Pernyataan ini disampaikan Ketua Kelompok Kerja (Pokja) Wartawan Indrapura Riku Abdiono saat sambutan dalam agenda Focus Grup Discussion (FGD) dengan tema Optimalisasi BUMD dalam Mendukung Pendapatan Asli Daerah Jawa Timur, di Makan Time Cafe Jalan Pregolan, Selasa, 27 Desember 2022.
“Namun Komisi C mengatakan susah karena kendala yang dialami BUMD ini terlalu banyak, mulai dari teknis hingga regulasinya.
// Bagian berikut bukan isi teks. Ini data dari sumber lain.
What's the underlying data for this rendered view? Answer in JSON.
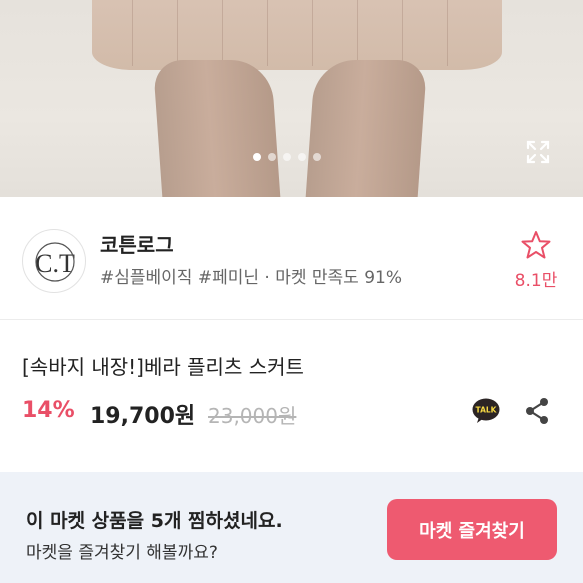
{
  "hero": {
    "slide_count": 5,
    "active_slide": 1,
    "expand_icon": "expand-icon"
  },
  "seller": {
    "name": "코튼로그",
    "logo_text": "C.T",
    "tags": "#심플베이직 #페미닌 · 마켓 만족도 91%",
    "favorite_icon": "star-outline-icon",
    "favorite_count": "8.1만"
  },
  "product": {
    "title": "[속바지 내장!]베라 플리츠 스커트",
    "discount": "14%",
    "price": "19,700원",
    "original_price": "23,000원",
    "talk_icon_label": "TALK",
    "share_icon": "share-icon"
  },
  "banner": {
    "title": "이 마켓 상품을 5개 찜하셨네요.",
    "subtitle": "마켓을 즐겨찾기 해볼까요?",
    "button_label": "마켓 즐겨찾기"
  },
  "colors": {
    "accent": "#ee5a70",
    "discount": "#e94f67",
    "banner_bg": "#eef2f8"
  }
}
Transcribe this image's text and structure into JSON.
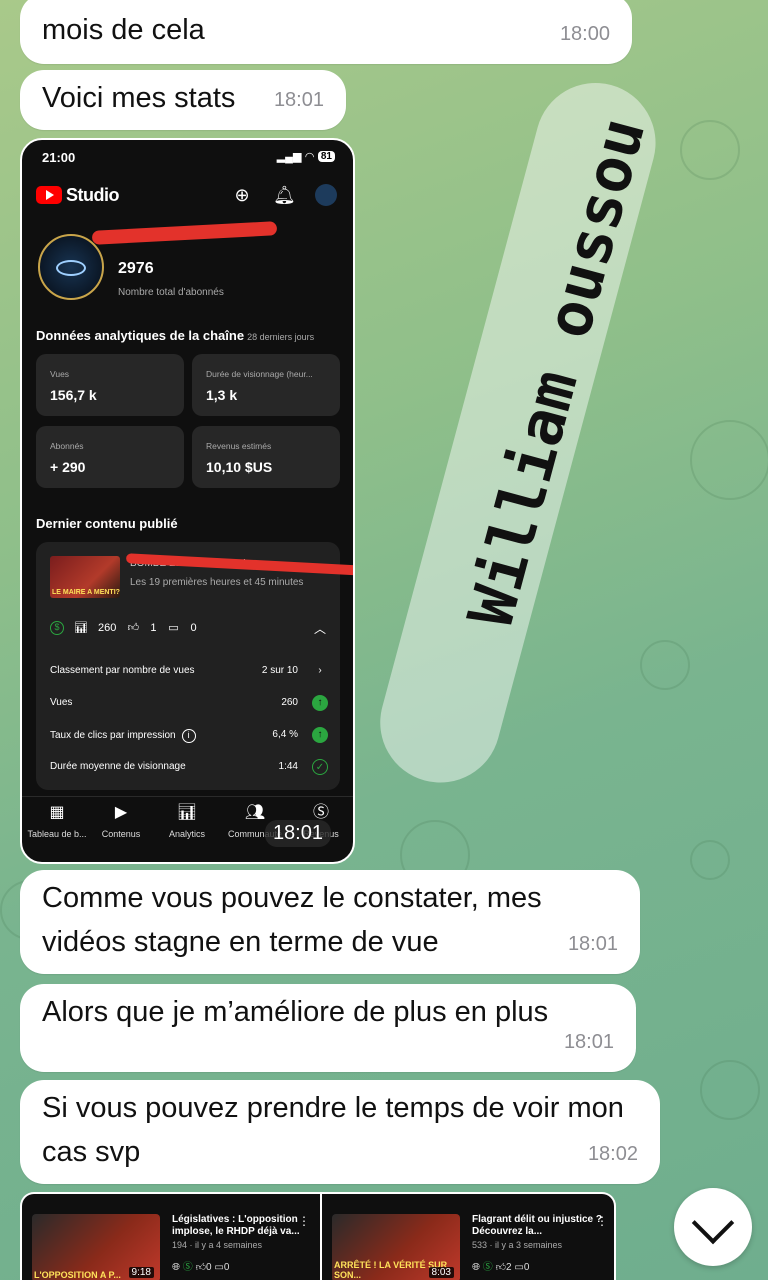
{
  "messages": [
    {
      "text": "mois de cela",
      "time": "18:00"
    },
    {
      "text": "Voici mes stats",
      "time": "18:01"
    },
    {
      "text": "Comme vous pouvez le constater, mes vidéos stagne en terme de vue",
      "time": "18:01"
    },
    {
      "text": "Alors que je m’améliore de plus en plus",
      "time": "18:01"
    },
    {
      "text": "Si vous pouvez prendre le temps de voir mon cas svp",
      "time": "18:02"
    }
  ],
  "screenshot": {
    "time_sent": "18:01",
    "status_bar": {
      "time": "21:00",
      "battery": "81"
    },
    "app_name": "Studio",
    "subscribers": {
      "value": "2976",
      "label": "Nombre total d'abonnés"
    },
    "analytics": {
      "title": "Données analytiques de la chaîne",
      "period": "28 derniers jours",
      "cards": [
        {
          "label": "Vues",
          "value": "156,7 k"
        },
        {
          "label": "Durée de visionnage (heur...",
          "value": "1,3 k"
        },
        {
          "label": "Abonnés",
          "value": "+ 290"
        },
        {
          "label": "Revenus estimés",
          "value": "10,10 $US"
        }
      ]
    },
    "latest": {
      "title": "Dernier contenu publié",
      "video_title": "BOMBE ÉLECTORALE : Le ...",
      "video_sub": "Les 19 premières heures et 45 minutes",
      "thumb_text": "LE MAIRE A MENTI?",
      "metrics": {
        "views": "260",
        "likes": "1",
        "comments": "0"
      },
      "rows": [
        {
          "label": "Classement par nombre de vues",
          "value": "2 sur 10"
        },
        {
          "label": "Vues",
          "value": "260"
        },
        {
          "label": "Taux de clics par impression",
          "value": "6,4 %"
        },
        {
          "label": "Durée moyenne de visionnage",
          "value": "1:44"
        }
      ]
    },
    "nav": [
      {
        "label": "Tableau de b...",
        "icon": "dashboard-icon"
      },
      {
        "label": "Contenus",
        "icon": "content-icon"
      },
      {
        "label": "Analytics",
        "icon": "analytics-icon"
      },
      {
        "label": "Communauté",
        "icon": "community-icon"
      },
      {
        "label": "Revenus",
        "icon": "earn-icon"
      }
    ]
  },
  "watermark": "William oussou",
  "videos": [
    {
      "title": "Législatives : L'opposition implose, le RHDP déjà va...",
      "meta": "194 · il y a 4 semaines",
      "duration": "9:18",
      "likes": "0",
      "comments": "0",
      "thumb_text": "L'OPPOSITION A P..."
    },
    {
      "title": "Flagrant délit ou injustice ? Découvrez la...",
      "meta": "533 · il y a 3 semaines",
      "duration": "8:03",
      "likes": "2",
      "comments": "0",
      "thumb_text": "ARRÊTÉ ! LA VÉRITÉ SUR SON..."
    }
  ]
}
Semoga dengan digelarnya diskusi ini bisa memunculkan ide-ide untuk meningkatkan PAD,” kata Riko
Ia katakan, giat FGD ini sengaja digelar untuk nantinya dapat melahirkan rekomendasi kepada Gubernur Jatim dan DPRD Jatim khususnya Komisi C, agar kinerja ke depan lebih produktif dan maksimal.
Dalam kesempatan tersebut, ia juga mengundang pihak BUMD Pemprov Jatim, akademisi, dan Ketua PWI Jatim untuk melakukan pemaparan, agar FGD tersebut nantinya dapat menemukan titik terang untuk kebaikan pembangunan Jatim.
Sementara itu, Direktur Utama PT Panca Wira Usaha (PWU) Erlangga Satriagung memaparkan, ada beberapa kendala tak maksimalkannya pengelolaan BUMD.
Kendala utama yang menjadi batu sandungan yakni adanya peraturan pemerintah No 54 Tahun 2017 tentang BUMD pasal 94 ayat 4 yang mengatakan dalam hal kerjasama berupa pendayagunaan aset tetap yang dimiliki BUMD.
“Kerjasama dimaksud dilakukan melalui Kerjasama Operasi,” jelasnya.
Kendala kedua adalah Peraturan Pemerintah No. 54 Tahun 2017 tentang BUMD Pasal 95 ayat 2 yang menyatakan bahwa dalam hal pinjaman sebagaimana dimaksud pada ayat 1 mempersyaratkan aset BUMD yang berasal dari hasil usaha BUMD itu sendiri dapat dijadikan jaminan untuk mendapatkan pinjaman.
Ketiga, Perda No. 8 Tahun 2019 tentang BUMD Pasal 9 ayat 1 yang menyatakan bahwa penyertaan modal Pemerintah Provinsi untuk pendirian BUMD yang berupa barang milik daerah yang berbentuk tanah dan/atau bangunan tidak boleh dipindah tangankan ke pihak lain.
Erlangga mengatakan, tiga peraturan tersebut memberatkan BUMD dalam mengembangkan usahanya, khusunya dalam mengaet tambahan modal dari pihak pendanaan. Oleh karenanya, ia berharap ada langkah solutif yang dapat dilakukan Gubernur Jatim untuk menghilangkan kendala tersebut. Yakni dengan mendorong Kemendagri melakukan review terkait PP 54 Tahun 2017 Pasal 94 ayat 4 dan Pasal 95 ayat 2.